In "Hungerstreik" - diese Geschichte allein nimmt etwa zwei Drittel des Buches ein - erzählt McCann aus der Perspektive von Kevin, einem pubertierenden Jungen, der schon früh seinen Vater verloren hat und dessen Mutter als Folksängerin durch Pubs tingelt. Mutter und Sohn sind unmittelbar zuvor aus Nordirland in die Republik Irland gezogen - nach Galway, wo die Mutter früher immer den Sommer verbracht hatte. Im Leben des Jungen mischen sich Rebellentum gegen die Mutter mit dem Gefühl der Entwurzelung und der Suche nach einem Ersatz für den Vater. Diesen findet er in seinem 25-jährigen Onkel, der in einem nordirischen Gefängnis einsitzt und dort in Hungerstreik getreten ist.

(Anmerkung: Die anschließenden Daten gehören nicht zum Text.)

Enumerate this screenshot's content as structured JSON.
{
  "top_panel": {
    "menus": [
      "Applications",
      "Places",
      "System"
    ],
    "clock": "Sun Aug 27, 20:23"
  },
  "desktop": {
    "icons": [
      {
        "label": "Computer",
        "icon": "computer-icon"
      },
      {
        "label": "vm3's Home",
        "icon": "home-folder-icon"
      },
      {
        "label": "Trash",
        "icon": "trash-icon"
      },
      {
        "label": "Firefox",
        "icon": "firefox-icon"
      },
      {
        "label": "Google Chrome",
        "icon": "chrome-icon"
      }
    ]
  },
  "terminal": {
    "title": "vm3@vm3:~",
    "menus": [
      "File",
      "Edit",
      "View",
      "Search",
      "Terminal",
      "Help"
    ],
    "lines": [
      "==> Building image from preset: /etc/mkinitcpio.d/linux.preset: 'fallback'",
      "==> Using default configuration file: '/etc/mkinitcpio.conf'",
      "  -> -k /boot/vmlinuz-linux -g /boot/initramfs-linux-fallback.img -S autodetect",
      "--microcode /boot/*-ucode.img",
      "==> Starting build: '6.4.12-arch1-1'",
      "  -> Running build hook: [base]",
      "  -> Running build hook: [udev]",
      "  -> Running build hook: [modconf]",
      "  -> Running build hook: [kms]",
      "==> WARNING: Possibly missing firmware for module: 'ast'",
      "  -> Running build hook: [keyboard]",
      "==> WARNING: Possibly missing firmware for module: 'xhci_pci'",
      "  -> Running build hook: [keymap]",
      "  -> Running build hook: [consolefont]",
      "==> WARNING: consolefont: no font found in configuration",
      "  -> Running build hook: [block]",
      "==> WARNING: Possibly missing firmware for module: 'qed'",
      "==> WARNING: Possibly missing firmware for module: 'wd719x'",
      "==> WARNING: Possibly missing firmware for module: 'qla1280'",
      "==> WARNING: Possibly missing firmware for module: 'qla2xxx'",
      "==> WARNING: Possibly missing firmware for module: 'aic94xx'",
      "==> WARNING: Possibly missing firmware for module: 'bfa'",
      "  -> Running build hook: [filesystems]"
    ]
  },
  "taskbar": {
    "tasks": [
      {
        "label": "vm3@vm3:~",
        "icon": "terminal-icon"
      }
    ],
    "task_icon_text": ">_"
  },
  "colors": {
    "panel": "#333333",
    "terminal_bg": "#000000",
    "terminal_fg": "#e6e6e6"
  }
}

Für die Entwicklung des Jungen ist diese Konstellation eine gefährliche Mischung. Kevin verbindet seine eigene, meist pubertäre Unzufriedenheit mit der politischen Situation, ohne diese allerdings zu begreifen. Er möchte wissen, warum sein Onkel im Gefängnis ist und möchte seine politischen Ziele verstehen: "Er las einen Leitartikel, in dem es hieß, der Hungerstreik sei wie die Bemühungen eines Erfrierenden, sich zu wärmen, indem er sich selbst in Brand stecke. Er versuchte, das zu verstehen, aber es gelang ihm nicht, und so verbrannte er die Zeitung an der hinteren Begrenzungsmauer des Handballfeldes und zerstampfte die Glut." Seine Vorurteile werden weiter gefestigt und gleichzeitig unbestimmter. Sie richten sich mehr und mehr gegen "die Anderen". Darunter fasst er beinahe seine ganze Umwelt zusammen, der er zu entfliehen versucht, oder gegen die er in seiner Fantasie mit Gewalt vorgeht. Ein Ausdruck aus der Zeitung geht ihm nicht mehr aus dem Kopf: "vorsätzliche Tötung. Er ließ sich die Worte auf der Zunge zergehen und fand, dass sie wie der Titel eines Films klangen, den er mal im Fernsehen gesehen hatte. Der Junge ließ seinen Onkel für einen Augenblick auf einem Filmplakat erscheinen. Eine Explosion beleuchtete das Gesicht seines Onkels von der Seite".

Erst als Kevin einen alten Litauer trifft, der mit seiner Frau in einem Haus am Meer lebt und ihn zu Kanufahren mitnimmt, kommt der Junge etwas zur Ruhe. Doch das sich erhoffte glückliche Ende kommt nicht.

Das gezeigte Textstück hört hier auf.